The diagonal boxes shows the count of true positives for each class. The predicted value is given on top while the actual value is given on the left side. The off-diagonal boxes shows the count of false positives.

#### Distribution Plot

In [None]:
ax = sns.distplot(y_test, color='r',  label='Actual Value',hist=False)
sns.distplot(svm_pred, color='b', label='Predicted Value',hist=False,ax=ax)
plt.title('Actual vs Predicted Value Logistic Regression')
plt.xlabel('Outcome')
plt.ylabel('Count')

These distribution plot clearly visualizes the accuracy of the model. The red color represents the actual values and the blue color represents the predicted values. The more the overlapping of the two colors, the more accurate the model is.

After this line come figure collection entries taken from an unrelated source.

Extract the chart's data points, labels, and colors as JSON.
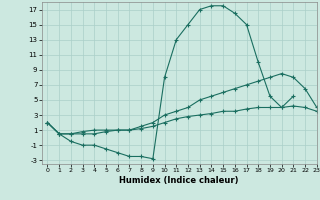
{
  "xlabel": "Humidex (Indice chaleur)",
  "background_color": "#cce8e0",
  "grid_color": "#aacfc8",
  "line_color": "#1a6e60",
  "xlim": [
    -0.5,
    23
  ],
  "ylim": [
    -3.5,
    18
  ],
  "xticks": [
    0,
    1,
    2,
    3,
    4,
    5,
    6,
    7,
    8,
    9,
    10,
    11,
    12,
    13,
    14,
    15,
    16,
    17,
    18,
    19,
    20,
    21,
    22,
    23
  ],
  "yticks": [
    -3,
    -1,
    1,
    3,
    5,
    7,
    9,
    11,
    13,
    15,
    17
  ],
  "curve1_x": [
    0,
    1,
    2,
    3,
    4,
    5,
    6,
    7,
    8,
    9,
    10,
    11,
    12,
    13,
    14,
    15,
    16,
    17,
    18,
    19,
    20,
    21,
    22
  ],
  "curve1_y": [
    2,
    0.5,
    -0.5,
    -1,
    -1,
    -1.5,
    -2,
    -2.5,
    -2.5,
    -2.8,
    8,
    13,
    15,
    17,
    17.5,
    17.5,
    16.5,
    15,
    10,
    5.5,
    4,
    5.5,
    null
  ],
  "curve2_x": [
    0,
    1,
    2,
    3,
    4,
    5,
    6,
    7,
    8,
    9,
    10,
    11,
    12,
    13,
    14,
    15,
    16,
    17,
    18,
    19,
    20,
    21,
    22,
    23
  ],
  "curve2_y": [
    2,
    0.5,
    0.5,
    0.8,
    1,
    1,
    1,
    1,
    1.5,
    2,
    3,
    3.5,
    4,
    5,
    5.5,
    6,
    6.5,
    7,
    7.5,
    8,
    8.5,
    8,
    6.5,
    4
  ],
  "curve3_x": [
    0,
    1,
    2,
    3,
    4,
    5,
    6,
    7,
    8,
    9,
    10,
    11,
    12,
    13,
    14,
    15,
    16,
    17,
    18,
    19,
    20,
    21,
    22,
    23
  ],
  "curve3_y": [
    2,
    0.5,
    0.5,
    0.5,
    0.5,
    0.8,
    1,
    1,
    1.2,
    1.5,
    2,
    2.5,
    2.8,
    3,
    3.2,
    3.5,
    3.5,
    3.8,
    4,
    4,
    4,
    4.2,
    4,
    3.5
  ]
}
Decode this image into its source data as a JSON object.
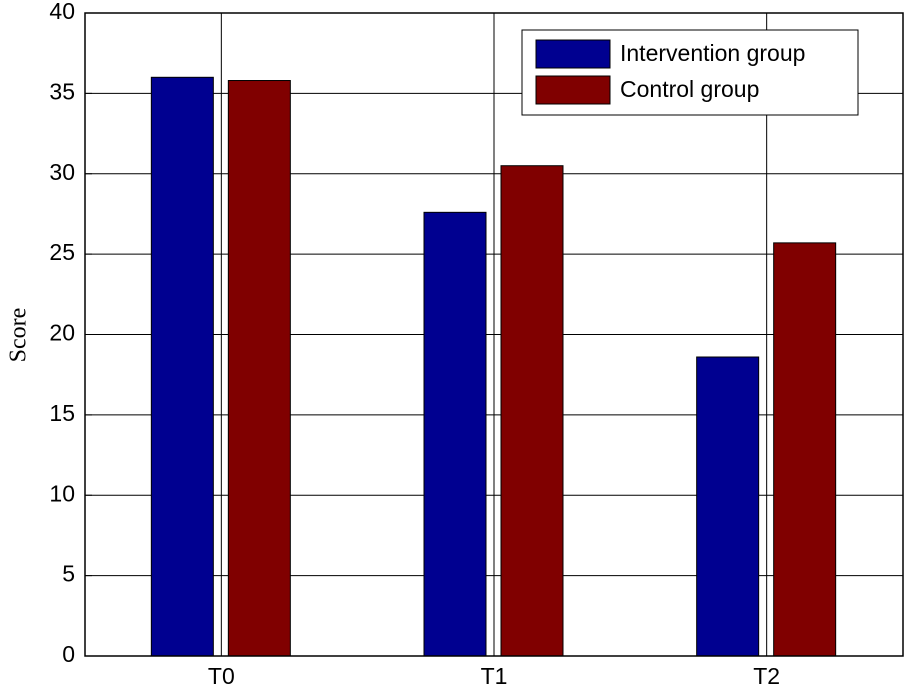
{
  "chart_data": {
    "type": "bar",
    "y_label": "Score",
    "categories": [
      "T0",
      "T1",
      "T2"
    ],
    "series": [
      {
        "name": "Intervention group",
        "color": "#000090",
        "values": [
          36.0,
          27.6,
          18.6
        ]
      },
      {
        "name": "Control group",
        "color": "#800000",
        "values": [
          35.8,
          30.5,
          25.7
        ]
      }
    ],
    "ylim": [
      0,
      40
    ],
    "yticks": [
      0,
      5,
      10,
      15,
      20,
      25,
      30,
      35,
      40
    ],
    "grid": true,
    "legend": "upper right"
  }
}
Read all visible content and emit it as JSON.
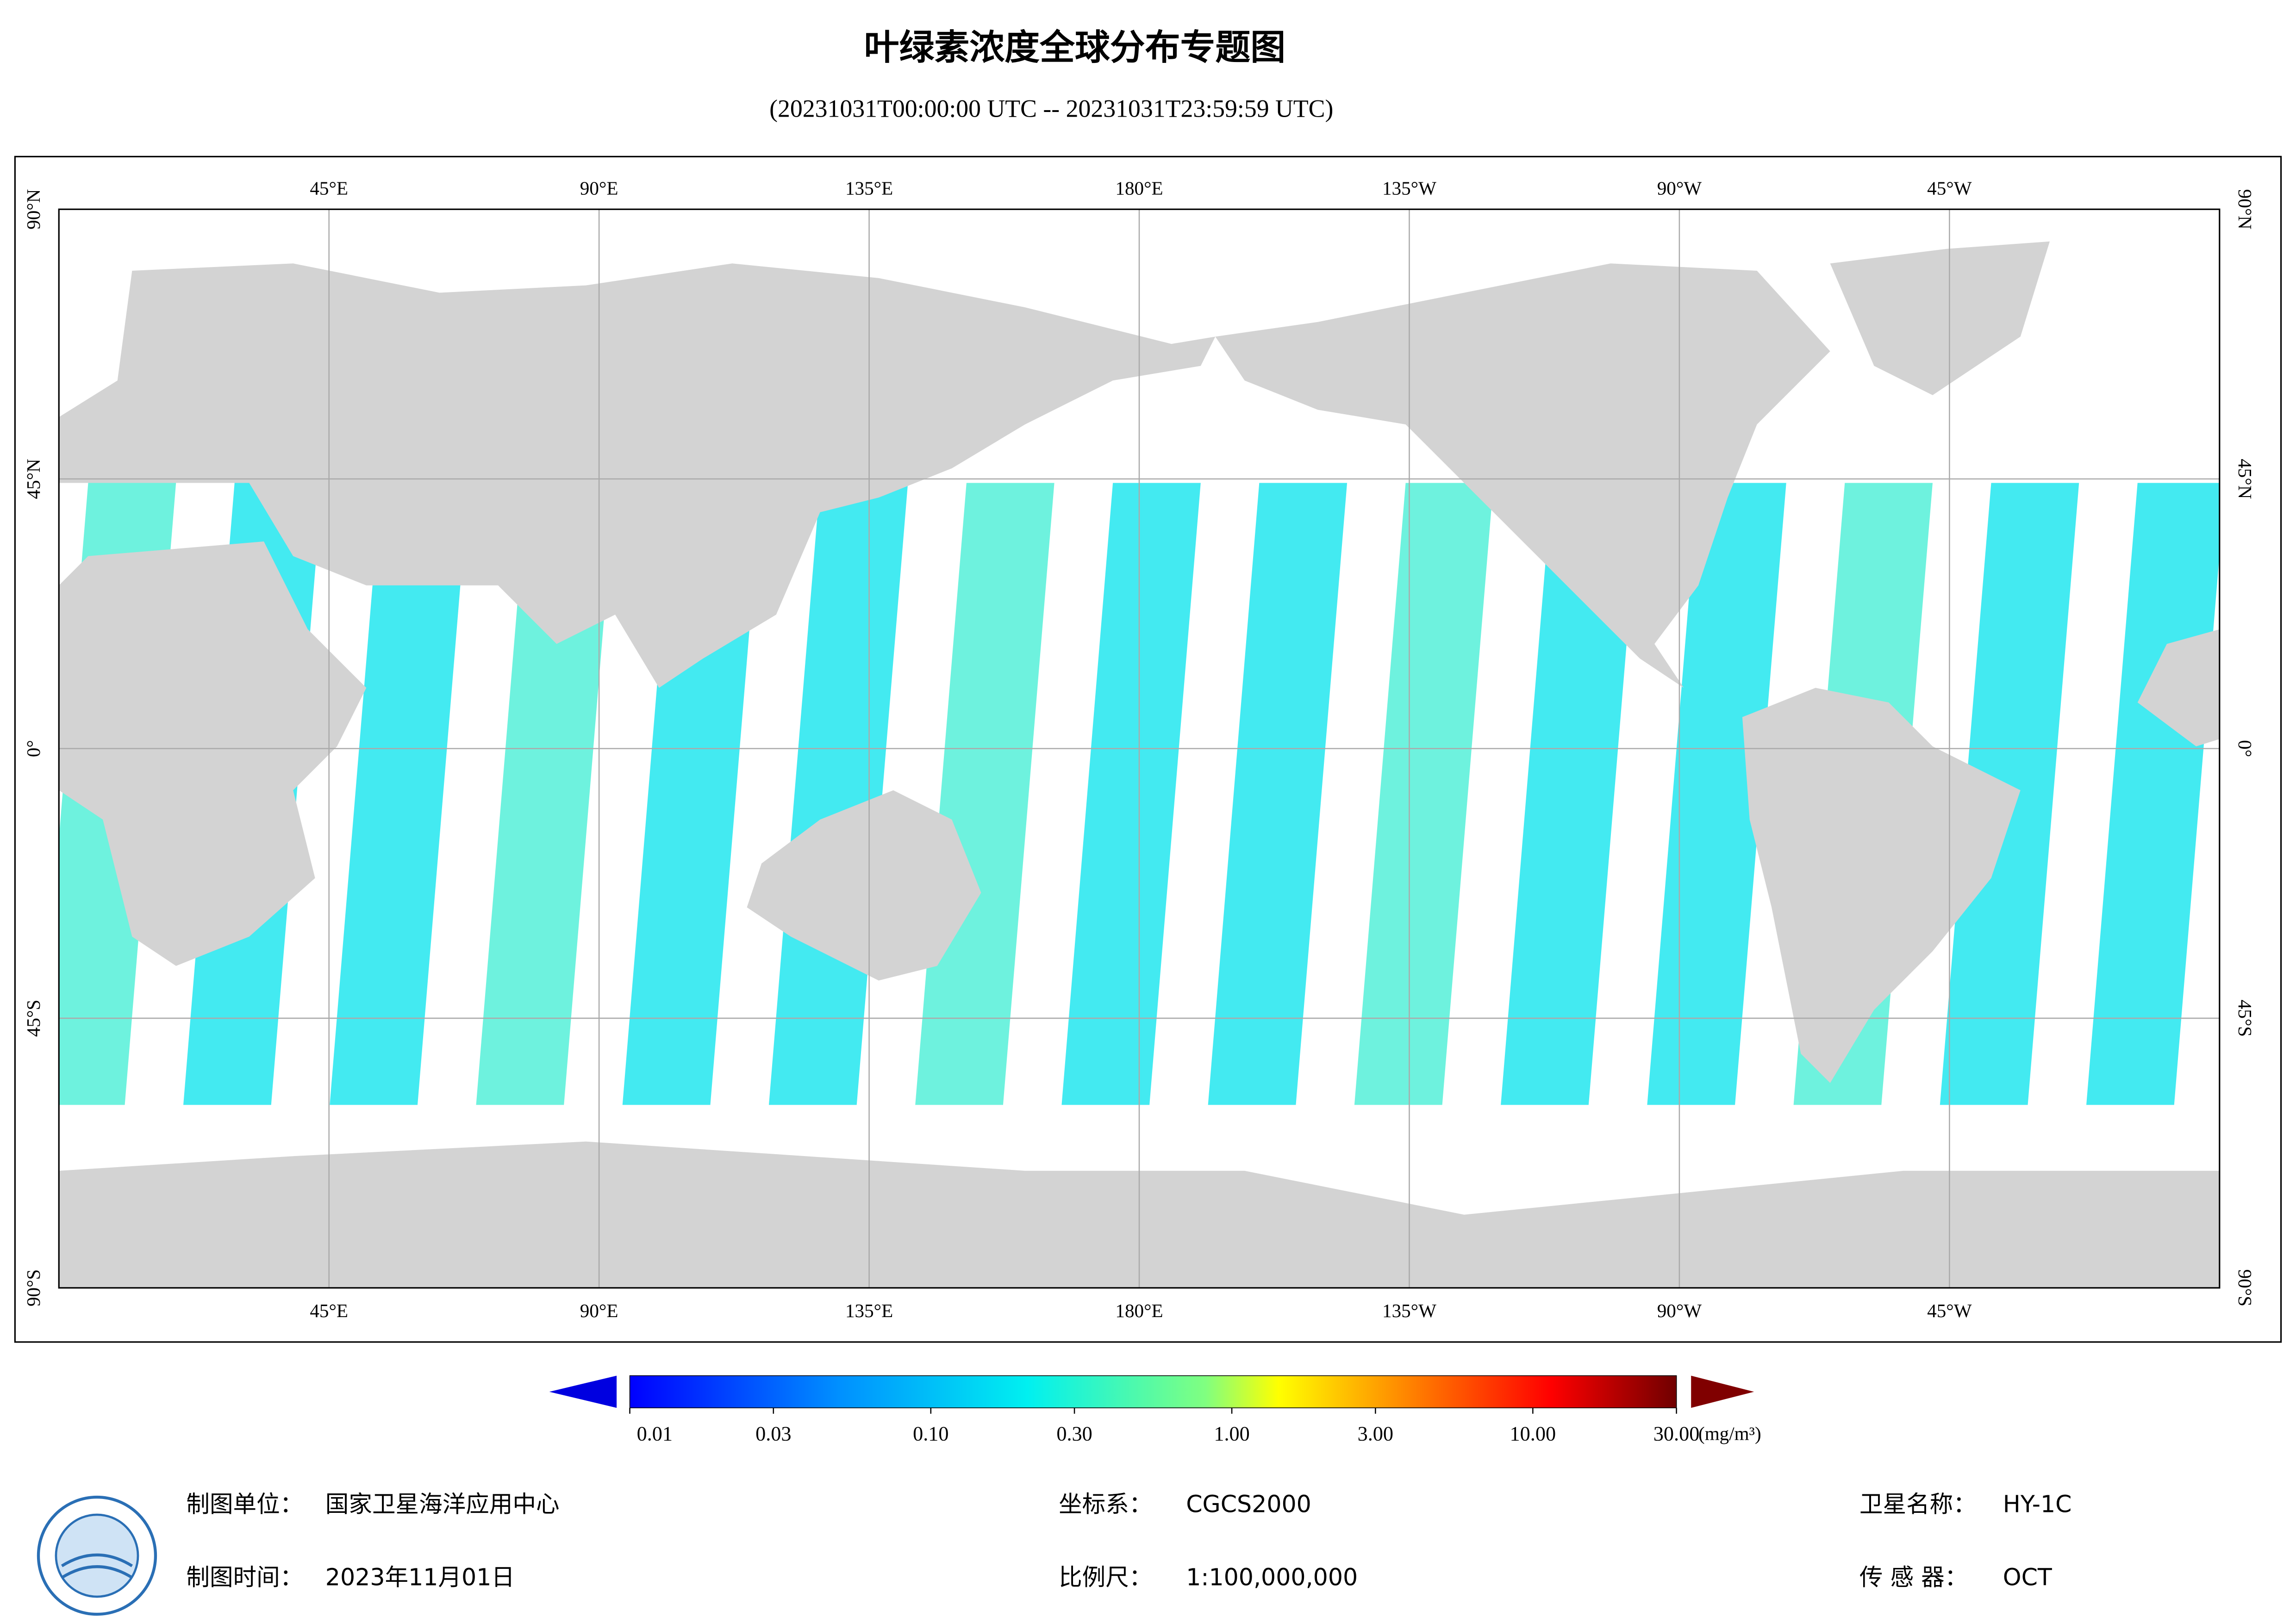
{
  "header": {
    "title": "叶绿素浓度全球分布专题图",
    "subtitle": "(20231031T00:00:00 UTC -- 20231031T23:59:59 UTC)"
  },
  "map": {
    "lon_range": [
      0,
      360
    ],
    "lat_range": [
      90,
      -90
    ],
    "lon_ticks": [
      {
        "value": 45,
        "label": "45°E"
      },
      {
        "value": 90,
        "label": "90°E"
      },
      {
        "value": 135,
        "label": "135°E"
      },
      {
        "value": 180,
        "label": "180°E"
      },
      {
        "value": 225,
        "label": "135°W"
      },
      {
        "value": 270,
        "label": "90°W"
      },
      {
        "value": 315,
        "label": "45°W"
      }
    ],
    "lat_ticks": [
      {
        "value": 90,
        "label": "90°N"
      },
      {
        "value": 45,
        "label": "45°N"
      },
      {
        "value": 0,
        "label": "0°"
      },
      {
        "value": -45,
        "label": "45°S"
      },
      {
        "value": -90,
        "label": "90°S"
      }
    ]
  },
  "colorbar": {
    "range": [
      0.01,
      30
    ],
    "log_scale": true,
    "unit": "(mg/m³)",
    "ticks": [
      {
        "value": 0.01,
        "label": "0.01"
      },
      {
        "value": 0.03,
        "label": "0.03"
      },
      {
        "value": 0.1,
        "label": "0.10"
      },
      {
        "value": 0.3,
        "label": "0.30"
      },
      {
        "value": 1,
        "label": "1.00"
      },
      {
        "value": 3,
        "label": "3.00"
      },
      {
        "value": 10,
        "label": "10.00"
      },
      {
        "value": 30,
        "label": "30.00"
      }
    ]
  },
  "footer": {
    "producer": {
      "label": "制图单位：",
      "value": "国家卫星海洋应用中心"
    },
    "date": {
      "label": "制图时间：",
      "value": "2023年11月01日"
    },
    "crs": {
      "label": "坐标系：",
      "value": "CGCS2000"
    },
    "scale": {
      "label": "比例尺：",
      "value": "1:100,000,000"
    },
    "satellite": {
      "label": "卫星名称：",
      "value": "HY-1C"
    },
    "sensor": {
      "label": "传 感 器：",
      "value": "OCT"
    }
  }
}
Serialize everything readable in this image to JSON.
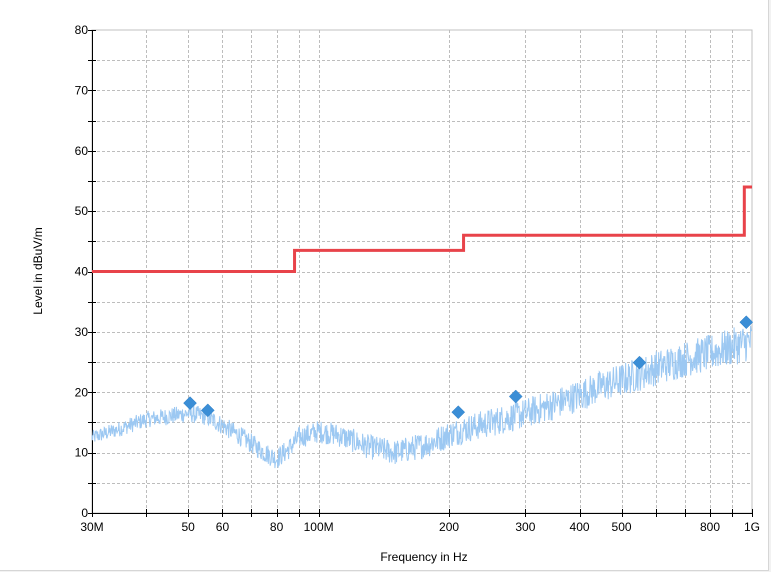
{
  "chart_data": {
    "type": "line",
    "title": "",
    "xlabel": "Frequency in Hz",
    "ylabel": "Level in dBuV/m",
    "x_scale": "log",
    "xlim": [
      30000000,
      1000000000
    ],
    "ylim": [
      0,
      80
    ],
    "grid": true,
    "legend": "none",
    "x_ticks": [
      {
        "value": 30000000,
        "label": "30M"
      },
      {
        "value": 50000000,
        "label": "50"
      },
      {
        "value": 60000000,
        "label": "60"
      },
      {
        "value": 80000000,
        "label": "80"
      },
      {
        "value": 100000000,
        "label": "100M"
      },
      {
        "value": 200000000,
        "label": "200"
      },
      {
        "value": 300000000,
        "label": "300"
      },
      {
        "value": 400000000,
        "label": "400"
      },
      {
        "value": 500000000,
        "label": "500"
      },
      {
        "value": 800000000,
        "label": "800"
      },
      {
        "value": 1000000000,
        "label": "1G"
      }
    ],
    "x_minor_ticks": [
      40000000,
      70000000,
      90000000,
      600000000,
      700000000,
      900000000
    ],
    "y_ticks": [
      0,
      10,
      20,
      30,
      40,
      50,
      60,
      70,
      80
    ],
    "series": [
      {
        "role": "limit",
        "color": "#e8434a",
        "style": "step",
        "points": [
          [
            30000000,
            40
          ],
          [
            88000000,
            40
          ],
          [
            88000000,
            43.5
          ],
          [
            216000000,
            43.5
          ],
          [
            216000000,
            46
          ],
          [
            960000000,
            46
          ],
          [
            960000000,
            54
          ],
          [
            1000000000,
            54
          ]
        ]
      },
      {
        "role": "measurement",
        "color": "#9cc8f2",
        "style": "noisy-band",
        "points": [
          [
            30000000,
            12.5
          ],
          [
            35000000,
            14
          ],
          [
            40000000,
            15.5
          ],
          [
            45000000,
            16
          ],
          [
            50000000,
            16.5
          ],
          [
            55000000,
            16
          ],
          [
            60000000,
            14.5
          ],
          [
            65000000,
            13
          ],
          [
            70000000,
            11.5
          ],
          [
            75000000,
            10
          ],
          [
            80000000,
            9
          ],
          [
            85000000,
            10.5
          ],
          [
            90000000,
            12.5
          ],
          [
            100000000,
            13.5
          ],
          [
            110000000,
            13
          ],
          [
            120000000,
            12
          ],
          [
            130000000,
            11
          ],
          [
            140000000,
            10.5
          ],
          [
            150000000,
            10
          ],
          [
            160000000,
            10.5
          ],
          [
            180000000,
            11.5
          ],
          [
            200000000,
            13
          ],
          [
            220000000,
            14
          ],
          [
            250000000,
            15
          ],
          [
            300000000,
            16.5
          ],
          [
            350000000,
            18
          ],
          [
            400000000,
            19.5
          ],
          [
            450000000,
            21
          ],
          [
            500000000,
            22
          ],
          [
            600000000,
            24
          ],
          [
            700000000,
            25.5
          ],
          [
            800000000,
            26.5
          ],
          [
            900000000,
            27.5
          ],
          [
            1000000000,
            28.5
          ]
        ]
      },
      {
        "role": "quasi-peak",
        "color": "#3b8ed6",
        "style": "markers",
        "marker": "diamond",
        "points": [
          [
            50500000,
            18.2
          ],
          [
            55500000,
            17
          ],
          [
            210000000,
            16.7
          ],
          [
            285000000,
            19.3
          ],
          [
            550000000,
            24.9
          ],
          [
            970000000,
            31.6
          ]
        ]
      }
    ]
  }
}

#### Classification Report

In [None]:
print(classification_report(y_test, rfc_pred))

The model has as an average f1 score of 0.745 and acuuracy of 77% which is equivalent to previous model.

In [None]:
print('Accuracy Score: ',accuracy_score(y_test,svm_pred))
print('Mean Absolute Error: ',mean_absolute_error(y_test,svm_pred))
print('Mean Squared Error: ',mean_squared_error(y_test,svm_pred))
print('R2 Score: ',r2_score(y_test,svm_pred))

### Comparing the models

In [None]:
#comparing the accuracy of different models
sns.barplot(x=['Logistic Regression', 'RandomForestClassifier', 'SVM'], y=[0.7792207792207793,0.7662337662337663,0.7597402597402597])
plt.xlabel('Classifier Models')
plt.ylabel('Accuracy')
plt.title('Comparison of different models')

## Conclusion

From the exploratory data analysis, I have concluded that the risk of diabetes depends upon the following factors:
1. Glucose level
2. Number of pregnancies
3. Skin Thickness
4. Insulin level
5. BMI

With in increase in Glucose level, insulin level, BMI and number of pregnancies, the risk of diabetes increases. However, the number of pregnancies have strange effect of risk of diabetes which couldn't be explained by the data. The risk of diabetes also increases with increase in skin thickness.

Coming to the classification models, Logistic Regression outperformed Random Forest and SVM with 78% accuracy. The accuracy of the model can be improved by increasing the size of the dataset. The dataset used for this project was very small and had only 768 rows.